Our results show that ToxBuster performs well on real-world data from games like Rainbow Six Siege and DOTA 2, as well as public datasets. Its ability to interpret short, slang-filled, and context-dependent chat messages marks a significant step forward. The ongoing research into bias and fairness highlights the need for continuous improvement and monitoring of these systems.

ToxBuster is now actively moderating chat in select Ubisoft online games, helping to create a safer and more inclusive environment. We continue to advance our detection models by exploring how human moderators and AI can best work together, adding new tools and context to improve accuracy, and distinguishing between game-specific language and truly toxic content. For example, we're working to ensure that phrases like "go to the kitchen" are recognized as in-game strategy rather than inappropriate language.

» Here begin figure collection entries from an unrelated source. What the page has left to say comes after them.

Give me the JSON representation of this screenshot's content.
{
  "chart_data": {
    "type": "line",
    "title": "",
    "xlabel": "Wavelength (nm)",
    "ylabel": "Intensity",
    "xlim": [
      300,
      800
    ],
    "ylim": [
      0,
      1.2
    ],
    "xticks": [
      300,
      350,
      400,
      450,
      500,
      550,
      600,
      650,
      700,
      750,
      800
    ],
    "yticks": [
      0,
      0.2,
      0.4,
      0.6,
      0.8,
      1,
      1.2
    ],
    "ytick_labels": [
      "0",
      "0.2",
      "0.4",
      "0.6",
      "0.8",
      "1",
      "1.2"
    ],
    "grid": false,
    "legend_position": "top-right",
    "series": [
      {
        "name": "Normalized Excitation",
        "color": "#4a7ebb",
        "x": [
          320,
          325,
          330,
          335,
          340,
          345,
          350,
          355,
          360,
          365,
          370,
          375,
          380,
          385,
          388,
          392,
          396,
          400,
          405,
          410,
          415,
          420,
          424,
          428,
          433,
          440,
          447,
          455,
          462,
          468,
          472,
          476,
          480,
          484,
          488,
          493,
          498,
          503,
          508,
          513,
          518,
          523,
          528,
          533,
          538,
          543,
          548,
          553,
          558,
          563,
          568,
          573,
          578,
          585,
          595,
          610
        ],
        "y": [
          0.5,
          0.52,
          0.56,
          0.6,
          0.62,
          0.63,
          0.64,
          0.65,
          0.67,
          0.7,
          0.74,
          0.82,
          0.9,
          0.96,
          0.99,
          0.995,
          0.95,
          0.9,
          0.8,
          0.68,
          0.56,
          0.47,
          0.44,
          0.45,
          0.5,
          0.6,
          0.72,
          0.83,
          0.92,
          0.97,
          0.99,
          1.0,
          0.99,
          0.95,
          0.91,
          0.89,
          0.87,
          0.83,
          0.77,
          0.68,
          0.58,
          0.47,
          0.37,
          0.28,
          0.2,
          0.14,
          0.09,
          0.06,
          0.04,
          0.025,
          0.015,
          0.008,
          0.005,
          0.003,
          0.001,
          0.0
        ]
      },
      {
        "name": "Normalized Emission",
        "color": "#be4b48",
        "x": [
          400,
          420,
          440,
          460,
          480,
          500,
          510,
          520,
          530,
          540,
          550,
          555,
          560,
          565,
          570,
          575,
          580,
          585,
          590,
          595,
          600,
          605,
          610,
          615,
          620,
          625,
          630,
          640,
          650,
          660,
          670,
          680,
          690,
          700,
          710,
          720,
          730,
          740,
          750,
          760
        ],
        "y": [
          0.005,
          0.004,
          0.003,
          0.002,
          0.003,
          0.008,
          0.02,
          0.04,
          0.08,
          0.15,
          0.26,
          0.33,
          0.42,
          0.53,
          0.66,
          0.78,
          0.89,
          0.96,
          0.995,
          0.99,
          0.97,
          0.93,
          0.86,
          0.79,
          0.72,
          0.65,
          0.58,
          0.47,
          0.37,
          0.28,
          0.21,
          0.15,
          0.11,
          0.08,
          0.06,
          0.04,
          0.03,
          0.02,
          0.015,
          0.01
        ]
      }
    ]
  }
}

For more details, check out our recent publications here: [Ubisoft La Forge | Ubisoft]. Together, these efforts reflect our commitment to building safer, fairer gaming communities by combining cutting-edge AI with human expertise.

These projects, a testament to collaborative effort, were brought to fruition with the support of the MITACS fellowship, the guidance of academic advisors like Dr. Rabbany from McGill University, and Grégoire Winterstein from UQAM and the collective efforts of the teams at Ubisoft La Forge, Ubisoft Montréal User Research Lab, and Ubisoft Data Office.

References

ADL. (2022). Hate Is No Game: Hate and Harassment in Online Games 2022. https://www.adl.org/resources/report/hate-no-game-hate-and-harassment-online-games-2022

Devlin, J., Chang, M.-W., Lee, K., & Toutanova, K. (2019). BERT: Pre-training of Deep Bidirectional Transformers for Language Understanding. Proceedings of the 2019 Conference of the North, 4171-4186. https://doi.org/10.18653/v1/N19-1423

Gelman, A., & Hill, J. (2006). Data Analysis Using Regression and Multilevel/Hierarchical Models (1st ed.). Cambridge University Press. https://doi.org/10.1017/CBO9780511790942

Yang, Z., Maricar, Y., Davari, M., Grenon-Godbout, N., & Rabbany, R. (2023). Toxbuster: In-game chat toxicity buster with BERT. arXiv preprint arXiv:2305.12542.